Oral Chemotherapy Can Change the Way We Treat Cancer - OP-Ed by Sen. Mark Kirk (R-IL)

Op-Ed

Date: Jan. 4, 2016
Location: Chicago, IL

By Sen. Mark Kirk (R-IL)

Imagine bringing your child to the hospital every morning to watch them be stuck with a needle and sit in a hospital room for hours while chemotherapy drugs are pushed through an IV. For many Illinois families, this scenario isn't imaginary, it's a daily reality.

What if these children battling cancer could instead receive their treatment in the comfort of their own homes? No needle, just a pill. This could be the future of cancer treatment.

Self-administered oral chemotherapy drugs are becoming the standard of care for certain types of cancer, and they are a promising alternative to traditional IV chemotherapy. Unfortunately, oral chemotherapy is covered under health insurance as a prescription drug, not as a medical benefit as IV chemotherapy is, making it far too expensive for many patients.

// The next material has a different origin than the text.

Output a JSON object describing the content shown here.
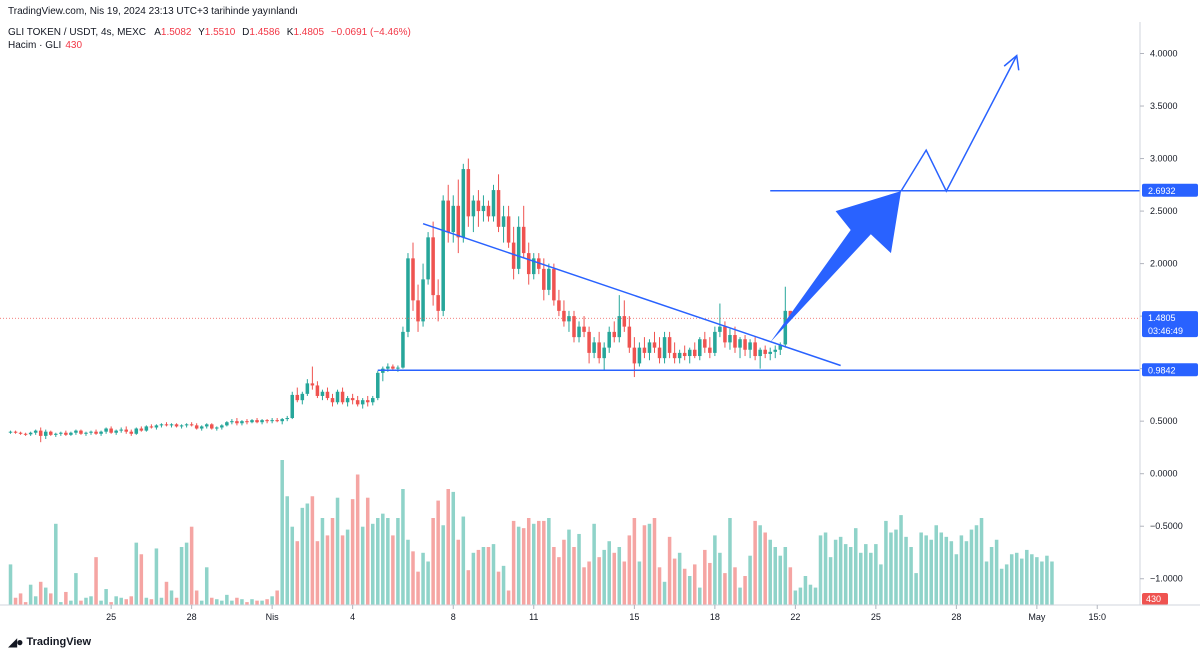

To make sure Illinois families have access to the most convenient and effective forms of cancer treatment, I introduced the Cancer Drug Coverage Parity Act (S. 1566). This bill would make oral chemotherapy treatments nationwide more affordable by requiring insurance companies to provide equal coverage of both IV and oral treatments.

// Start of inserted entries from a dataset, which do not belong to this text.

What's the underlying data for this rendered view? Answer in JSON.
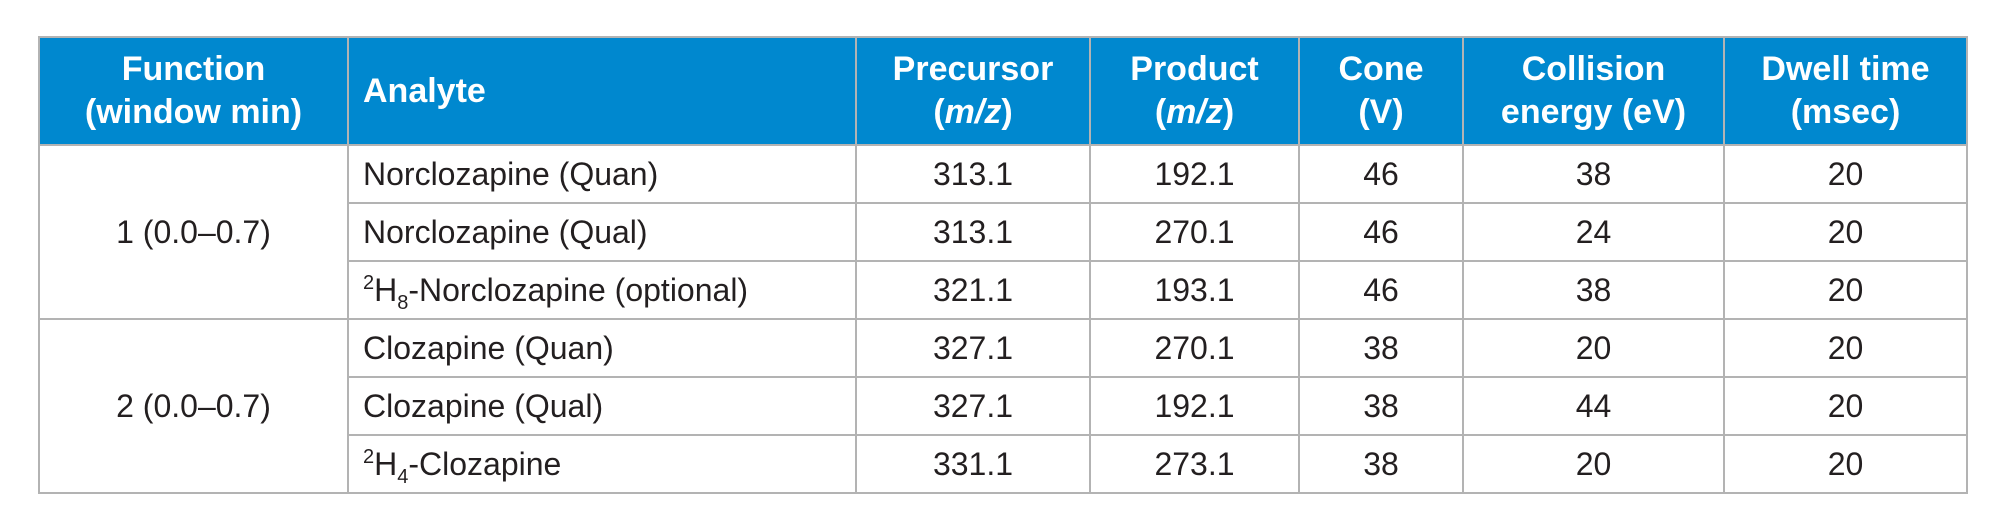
{
  "table": {
    "headers": {
      "function_line1": "Function",
      "function_line2": "(window min)",
      "analyte": "Analyte",
      "precursor_line1": "Precursor",
      "precursor_line2_open": "(",
      "precursor_line2_unit": "m/z",
      "precursor_line2_close": ")",
      "product_line1": "Product",
      "product_line2_open": "(",
      "product_line2_unit": "m/z",
      "product_line2_close": ")",
      "cone_line1": "Cone",
      "cone_line2": "(V)",
      "collision_line1": "Collision",
      "collision_line2": "energy (eV)",
      "dwell_line1": "Dwell time",
      "dwell_line2": "(msec)"
    },
    "groups": [
      {
        "function": "1 (0.0–0.7)",
        "rows": [
          {
            "analyte": "Norclozapine (Quan)",
            "precursor": "313.1",
            "product": "192.1",
            "cone": "46",
            "collision": "38",
            "dwell": "20"
          },
          {
            "analyte": "Norclozapine (Qual)",
            "precursor": "313.1",
            "product": "270.1",
            "cone": "46",
            "collision": "24",
            "dwell": "20"
          },
          {
            "analyte_sup": "2",
            "analyte_prefix": "H",
            "analyte_sub": "8",
            "analyte_rest": "-Norclozapine (optional)",
            "precursor": "321.1",
            "product": "193.1",
            "cone": "46",
            "collision": "38",
            "dwell": "20"
          }
        ]
      },
      {
        "function": "2 (0.0–0.7)",
        "rows": [
          {
            "analyte": "Clozapine (Quan)",
            "precursor": "327.1",
            "product": "270.1",
            "cone": "38",
            "collision": "20",
            "dwell": "20"
          },
          {
            "analyte": "Clozapine (Qual)",
            "precursor": "327.1",
            "product": "192.1",
            "cone": "38",
            "collision": "44",
            "dwell": "20"
          },
          {
            "analyte_sup": "2",
            "analyte_prefix": "H",
            "analyte_sub": "4",
            "analyte_rest": "-Clozapine",
            "precursor": "331.1",
            "product": "273.1",
            "cone": "38",
            "collision": "20",
            "dwell": "20"
          }
        ]
      }
    ]
  },
  "colors": {
    "header_background": "#0088cf",
    "header_text": "#ffffff",
    "grid_lines": "#b3b3b3",
    "body_text": "#231f20"
  }
}
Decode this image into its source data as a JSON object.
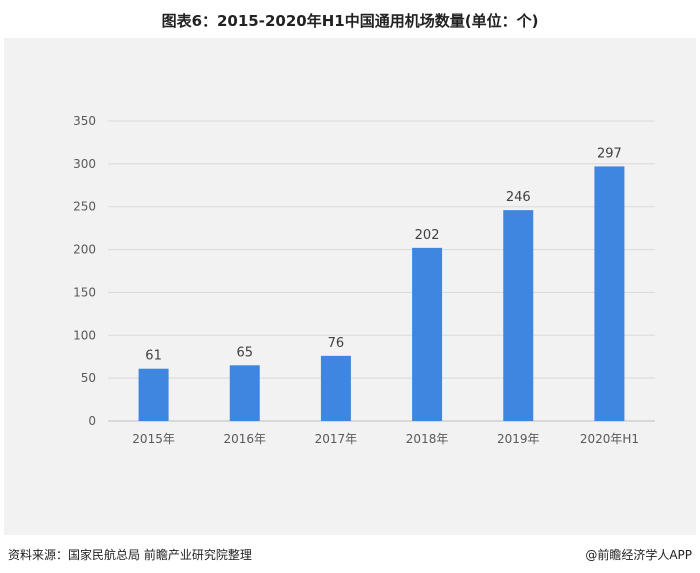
{
  "title": "图表6：2015-2020年H1中国通用机场数量(单位：个)",
  "source": "资料来源：国家民航总局   前瞻产业研究院整理",
  "brand": "@前瞻经济学人APP",
  "colors": {
    "bar": "#3f86e0",
    "grid": "#d9d9d9",
    "background": "#f2f2f2"
  },
  "chart_data": {
    "type": "bar",
    "title": "图表6：2015-2020年H1中国通用机场数量(单位：个)",
    "categories": [
      "2015年",
      "2016年",
      "2017年",
      "2018年",
      "2019年",
      "2020年H1"
    ],
    "values": [
      61,
      65,
      76,
      202,
      246,
      297
    ],
    "ylim": [
      0,
      350
    ],
    "yticks": [
      0,
      50,
      100,
      150,
      200,
      250,
      300,
      350
    ],
    "grid": true,
    "legend": "none",
    "xlabel": "",
    "ylabel": ""
  }
}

It is estimated that nearly 35 percent of all new treatments in the oncology pipeline are oral chemotherapy drugs. Oral chemotherapy is less invasive and can be taken at home, reducing travel time, hospital expenses and the risk of infection.

Recently, during a visit to the Ann and Robert H. Lurie Children's Hospital in Chicago, I learned how oral chemotherapy is helping one patient battle a rare form of leukemia. Jenny, a 17-year-old athlete who loves math and science, was diagnosed with acute promyelocytic leukemia in August. Jenny's family was told that with oral chemotherapy, Jenny has a 90 percent chance of making a full recovery -- an outcome that may not have been possible with only IV chemotherapy.

Some of the latest innovative oral therapies are making real differences in patient outcomes, helping to turn deadly diseases like acute promyelocytic leukemia into more manageable conditions. But no matter how effective the treatment, it does no good if the patients who need it can't afford it.

According to the Community Oncology Alliance, drug coverage is one of the leading challenges for cancer patients. One in six cancer patients with high out-of-pocket costs ends up abandoning treatment.

Cancer patients should be free to choose a course of treatment based on what they and their doctors believe is best for them -- and not have to break the bank to do so.

Congress should follow the lead of the 40 states that have passed "oral parity" legislation. S. My bill would help patients keep some quality of life, while also cutting down on out-of-pocket-costs that could save a late-stage cancer patient nearly $10,000.

This bipartisan legislation is supported by the medical community and patient advocacy groups.

If we make the latest treatments affordable and accessible to all cancer patients, we give Illinois families, and patients like Jenny, the best chance they have to live comfortably while taking steps to conquer this disease.